Le personnel veut une vie digne

Cuisinier et femme de chambre.
© Thierry Porchet

Les militantes et les militants de l’hôtellerie-restauration d’Unia sont à l’initiative du manifeste et de la pétition énonçant les revendications pour tout le personnel de la branche.

Unia lance ce mercredi une campagne ayant pour objectif de faire connaître les difficiles conditions de travail dans l’hôtellerie-restauration et la nécessité d’y remédier

Ce mercredi 6 avril, Unia lance une campagne dans l’hôtellerie-restauration. «Le but est de sensibiliser le public aux problèmes rencontrés par cette branche et à la nécessité d’apporter des améliorations», explique Mauro Moretto, responsable national de la branche pour Unia.

Intitulé Nous voulons une vie digne!, un manifeste des travailleurs et des travailleuses de l’hôtellerie-restauration va être rendu public. Il rappelle que le personnel de ce domaine d’activité a souffert de la crise sanitaire par le chômage, des baisses de revenu et très souvent par la perte du poste de travail, alors que les conditions étaient déjà précaires avant la pandémie. Le texte évoque «des horaires coupés, des salaires trop bas (lire aussi ici), des plannings modifiés ou annulés à la dernière minute» et indique que le salaire minimum s’élève à 3477 francs. «Comment vivre en Suisse et payer nos factures à la fin du mois avec un salaire si bas et le coût de la vie aussi élevé?» Quant au temps de travail, il varie entre 42 et 45 heures par semaine. Encore que nombre d’employés sont sous contrat d’extra et payés à l’heure sans aucune garantie d’un salaire minimal à la fin du mois. Et la pénurie de personnel provoquée par ces conditions difficiles aggrave encore la situation.

Onze revendications

Le manifeste se conclut par onze revendications. Il est question bien sûr d’une revalorisation salariale, qui implique une augmentation des salaires minimaux et la prise en compte de l’expérience. Le personnel veut en finir avec le travail sur appel, il demande des plannings communiqués trois semaines à l’avance et le paiement des heures planifiées. Il veut également que le temps d’habillage soit payé et que le matériel soit fourni par l’employeur. Il réclame aussi la transparence et l’équité dans la répartition des pourboires. Enfin, relevons que plus de contrôleurs sont sollicités afin de faire respecter les conditions de travail, ainsi que des mesures contre le harcèlement.
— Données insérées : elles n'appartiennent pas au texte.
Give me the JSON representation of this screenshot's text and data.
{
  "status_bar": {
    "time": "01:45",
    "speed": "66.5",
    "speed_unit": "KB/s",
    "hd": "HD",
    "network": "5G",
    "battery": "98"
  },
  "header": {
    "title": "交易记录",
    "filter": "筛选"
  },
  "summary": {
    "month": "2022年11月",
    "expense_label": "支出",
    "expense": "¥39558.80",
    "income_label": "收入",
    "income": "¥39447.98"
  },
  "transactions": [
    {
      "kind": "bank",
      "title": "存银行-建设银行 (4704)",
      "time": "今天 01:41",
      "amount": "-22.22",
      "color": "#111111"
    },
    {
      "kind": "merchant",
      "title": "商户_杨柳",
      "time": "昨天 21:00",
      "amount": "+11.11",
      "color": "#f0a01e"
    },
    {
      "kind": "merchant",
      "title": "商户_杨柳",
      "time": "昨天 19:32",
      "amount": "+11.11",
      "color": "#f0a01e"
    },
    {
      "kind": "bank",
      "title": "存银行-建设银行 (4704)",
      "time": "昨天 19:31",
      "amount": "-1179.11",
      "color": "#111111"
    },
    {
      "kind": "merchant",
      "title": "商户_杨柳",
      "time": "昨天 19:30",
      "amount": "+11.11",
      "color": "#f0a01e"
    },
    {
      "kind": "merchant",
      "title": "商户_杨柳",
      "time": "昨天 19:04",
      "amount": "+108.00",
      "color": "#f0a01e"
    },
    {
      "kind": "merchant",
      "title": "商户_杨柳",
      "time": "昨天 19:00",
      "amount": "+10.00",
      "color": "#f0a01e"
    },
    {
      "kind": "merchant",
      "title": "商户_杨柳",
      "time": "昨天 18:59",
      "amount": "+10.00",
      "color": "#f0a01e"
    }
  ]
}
Ces revendications sont reprises dans une pétition. Unia sera présent ce mercredi dans différentes villes du pays pour la faire signer. A cela s’ajoutent des affiches et des vidéos présentant les témoignages de salariés. Celles-ci ont été réalisées à l’initiative d’Unia Neuchâtel et elles seront projetées dans cette ville, à la place des Halles, de 15h30 à 17h. Quant au manifeste, il a été rédigé par le comité militant d’Unia Vaud avant d’être repris par le comité national. «L’initiative est partie des militants, c’est très chouette et cela montre le besoin de meilleures conditions de travail et d’engagement», relève Mauro Moretto.

Le problème, souligne le syndicaliste, est que GastroSuisse, la plus importante organisation patronale de la branche, bloque depuis trois ans les négociations pour le renouvellement de la Convention collective nationale de travail de l’hôtellerie-restauration (CCNT). «Nous avions commencé à discuter au début de l’année 2019, mais en mai, l’assemblée des délégués de GastroSuisse a exigé que nous prenions nos distances avec les initiatives pour des salaires minimums dans les cantons. C’est le salaire minimum de la convention qui devrait s’appliquer, même s’il se trouve en dessous du salaire minimum cantonal légal, ce qui est inacceptable pour nous. Les syndicats et deux autres associations patronales signataires de la CCNT estiment qu’il faut que ce blocage cesse et que commencent enfin les négociations pour le renouvellement.»